Systems biology based meth-miRNA-mRNA regulatory network identifies metabolic imbalance and hyperactive cell cycle signaling involved in hepatocellular carcinoma onset and progression.

Background: Hepatocellular carcinoma (HCC) is one of the leading cause of cancer associated deaths worldwide. Independent studies have proposed altered DNA methylation pattern and aberrant microRNA (miRNA) levels leading to abnormal expression of different genes as important regulators of disease onset and progression in HCC. Here, using systems biology approaches, we aimed to integrate methylation, miRNA profiling and gene expression data into a regulatory methylation-miRNA-mRNA (meth-miRNA-mRNA) network to better understand the onset and progression of the disease.

Methods: Patients' gene methylation, miRNA expression and gene expression data were retrieved from the NCBI GEO and TCGA databases. Differentially methylated genes, and differentially expressed miRNAs and genes were identified by comparing respective patients' data using two tailed Student's t-test. Functional annotation and pathway enrichment, miRNA-mRNA inverse pairing and gene set enrichment analyses (GSEA) were performed using DAVID, miRDIP v4.1 and GSEA tools respectively. meth-miRNA-mRNA network was constructed using Cytoscape v3.5.1. Kaplan-Meier survival analyses were performed using R script and significance was calculated by Log-rank (Mantel-Cox) test.

Results: We identified differentially expressed mRNAs, miRNAs, and differentially methylated genes in HCC as compared to normal adjacent tissues by analyzing gene expression, miRNA expression, and methylation profiling data of HCC patients and integrated top miRNAs along with their mRNA targets and their methylation profile into a regulatory meth-miRNA-mRNA network using systems biology approach. Pathway enrichment analyses of identified genes revealed suppressed metabolic pathways and hyperactive cell cycle signaling as key features of HCC onset and progression which we validated in 10 different HCC patients' datasets. Next, we confirmed the inverse correlation between gene methylation and its expression, and between miRNA and its targets' expression in various datasets. Furthermore, we validated the clinical significance of identified methylation, miRNA and mRNA signatures by checking their association with clinical features and survival of HCC patients.

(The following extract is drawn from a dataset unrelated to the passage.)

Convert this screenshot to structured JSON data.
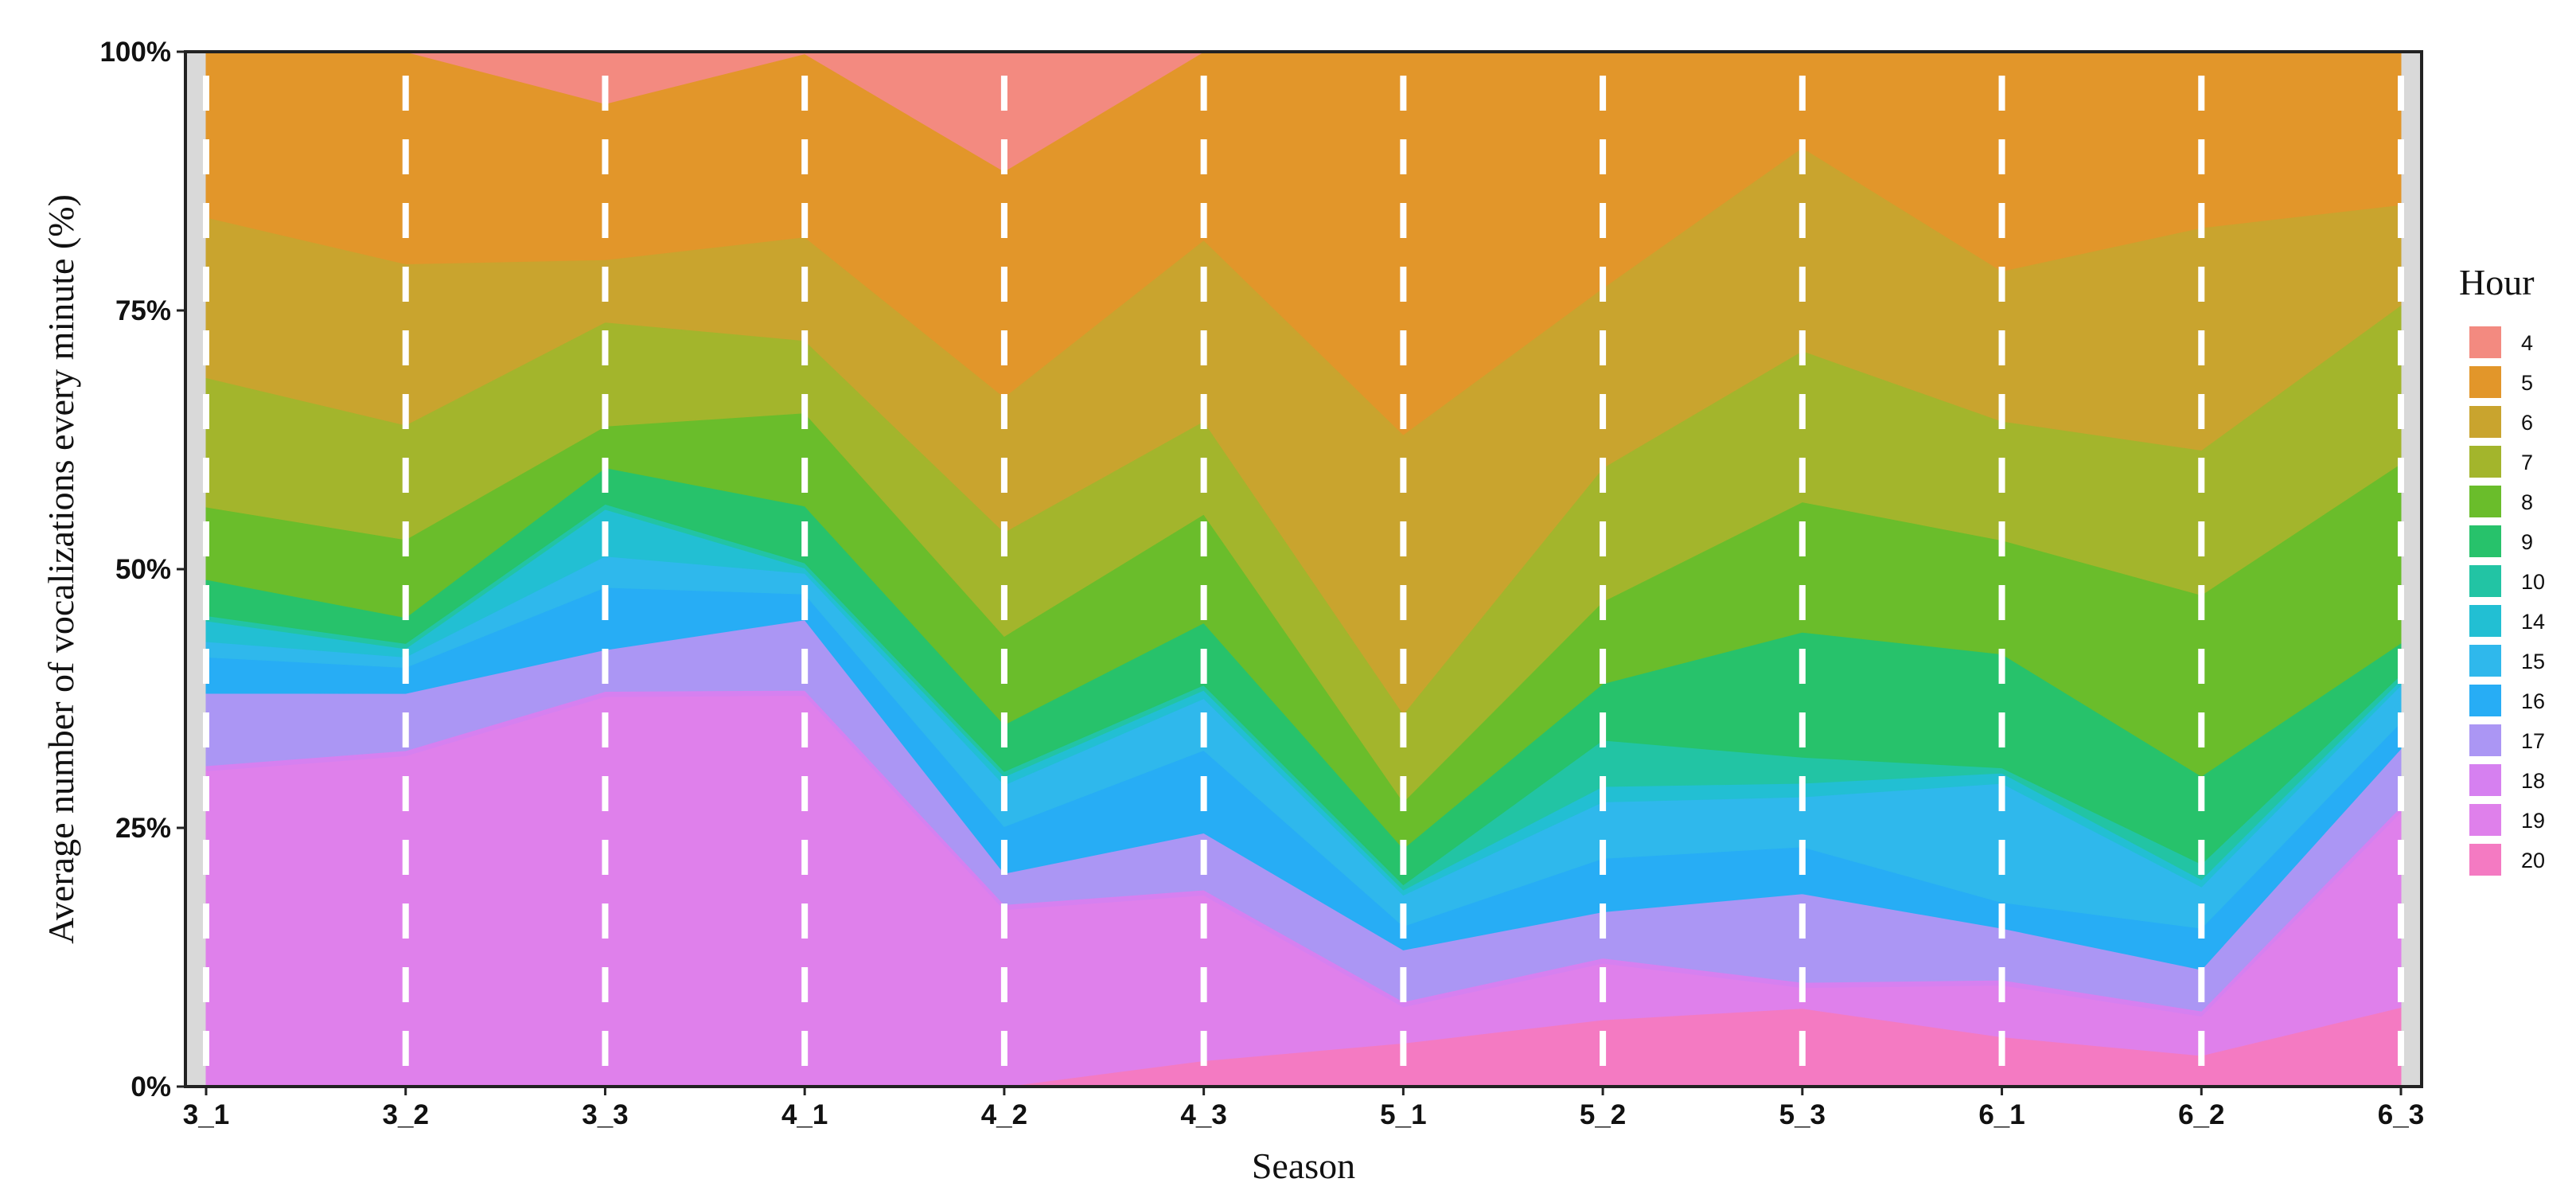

Conclusions: Overall, we suggest that simultaneous (1) reversal of hyper-methylation and/or oncogenic miRNA driven suppression of genes involved in metabolic pathways, and (2) induction of hyper-methylation and/or tumor suppressor miRNA driven suppression of genes involved in cell cycle signaling have potential of inhibiting disease aggressiveness, and predicting good survival in HCC.